A typical day for them as far as I can deduce seems to be floating around on an ice sheet for a few hours then waddle up to you as fast as they possibly can, stop a few feet short stare at you and say “Quark” while continuing to stare. Then eventually waddle away. True class.



This is an Adelie penguin, named after the wife of Dumont d'Urville, the French Antarctic explorer... which is a shame. But they are true Antarctic penguins restricted to the coastal waters of Antarctica. They are also one of the smallest penguins around, weighing in at 5.3kg and have an approximate height of just over 70cm.


Our other common neighbour is the Weddell seal, and is the furthest south living mammal on the planet. Which I believe to be a pretty cool claim to fame. Go Weddell.

Well, I did say it'll be brief, and it was. My first impressions of the base were good, and reminded me a lot of a modern university halls type environment, even down to queuing up at the phones, which really is something I haven't done since my UEA university days! The food is plentyful and good. The library is good. Music and films all good. The wine: dodgy! Just find 'White Rabbit', served from something resembling a large Capri-Sun type foil contain that you stick a straw into, and all will become abundantly clear! But I will go into detail about the activities and work and social base life, and go into yarns about about the amazing wildlife I share this pennisula with, but for now just a taster of where I live... you would be amazed at the number of people who genuinely thought I was going to live in a tent for 15 months, cooking on a gas stove!

Monday 1 January 2007

Setting the scene (you know what I mean?)

I am not a Blog person. I would also go as far to say that the idea of sharing my thoughts and personal feelings on the web for all to peruse as kind of horrific, similar in fact I imagine, to the pleasure derived from gargling one’s own vomit.

However, after receiving certain pressures from a variety of sources to set up a central one-stop presence on the web where I can share stories, latest happenings & photo’s of my activities, I slowly came around to the fact, and reluctantly agreed that a Blog did fit the criteria and nicely fulfill the purpose of this task. And to be honest now I’ve started, it’s actually quite painless -- even enjoyable. I am hoping the following posts will give you an insight into Antarctica and the life that occurs within Britain’s largest logistic and scientific research base.

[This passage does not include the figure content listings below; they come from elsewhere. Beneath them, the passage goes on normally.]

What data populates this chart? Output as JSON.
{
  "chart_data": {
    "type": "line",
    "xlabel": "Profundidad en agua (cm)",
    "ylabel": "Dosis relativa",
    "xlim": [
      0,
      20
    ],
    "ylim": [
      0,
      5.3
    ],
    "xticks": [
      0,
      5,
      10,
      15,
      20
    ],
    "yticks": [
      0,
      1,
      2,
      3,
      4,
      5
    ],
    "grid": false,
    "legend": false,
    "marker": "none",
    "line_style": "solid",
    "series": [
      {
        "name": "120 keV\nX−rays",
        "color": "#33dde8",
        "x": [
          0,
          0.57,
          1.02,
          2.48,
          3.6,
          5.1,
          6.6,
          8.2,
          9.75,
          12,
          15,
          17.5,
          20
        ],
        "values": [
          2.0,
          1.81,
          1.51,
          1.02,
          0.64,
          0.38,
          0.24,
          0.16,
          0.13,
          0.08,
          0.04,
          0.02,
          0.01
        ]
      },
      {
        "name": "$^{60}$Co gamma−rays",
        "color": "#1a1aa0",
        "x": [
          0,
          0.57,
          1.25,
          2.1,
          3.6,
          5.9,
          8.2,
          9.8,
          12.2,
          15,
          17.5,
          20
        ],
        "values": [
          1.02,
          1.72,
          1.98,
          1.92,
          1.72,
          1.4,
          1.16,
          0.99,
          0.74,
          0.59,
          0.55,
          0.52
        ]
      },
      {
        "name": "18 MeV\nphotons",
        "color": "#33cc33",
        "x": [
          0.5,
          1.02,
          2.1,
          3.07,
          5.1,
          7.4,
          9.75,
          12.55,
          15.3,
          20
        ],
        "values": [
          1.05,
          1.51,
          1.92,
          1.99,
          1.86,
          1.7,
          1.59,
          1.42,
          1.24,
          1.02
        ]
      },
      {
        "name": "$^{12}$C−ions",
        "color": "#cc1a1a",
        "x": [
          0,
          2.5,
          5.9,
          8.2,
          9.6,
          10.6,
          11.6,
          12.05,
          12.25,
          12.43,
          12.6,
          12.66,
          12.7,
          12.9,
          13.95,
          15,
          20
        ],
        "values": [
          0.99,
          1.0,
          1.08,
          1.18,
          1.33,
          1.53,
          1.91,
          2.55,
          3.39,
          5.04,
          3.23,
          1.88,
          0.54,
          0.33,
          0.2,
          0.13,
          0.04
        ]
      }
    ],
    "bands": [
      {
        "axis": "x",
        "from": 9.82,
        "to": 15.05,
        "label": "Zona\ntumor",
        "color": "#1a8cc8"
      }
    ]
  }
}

So to begin I would like to meditate over the following: It is an amazing truth that life takes on quite radical changes in direction, through either the accumulation of many small decisions taken in our everyday life, through to the more conscious and deliberate large scale changes we deliberately employ.

The affect they have on our future is often unclear until sometime after the event. To personalize this hypothesis, I would never have thought it possible a year ago while celebrating New Years Eve 2006, in my comfortable brown stone Upper West Side apartment in New York City that exactly one year hence the 2007 New Years celebration would be conducted in a 26' by 18' hut on a glacier on a small island just off the Antarctica mainland.

I am still a little confused how the events of 2006 led me from New York to Antarctica. But I have decided not to over analyze it and just accept the fact that life is odd. I like odd.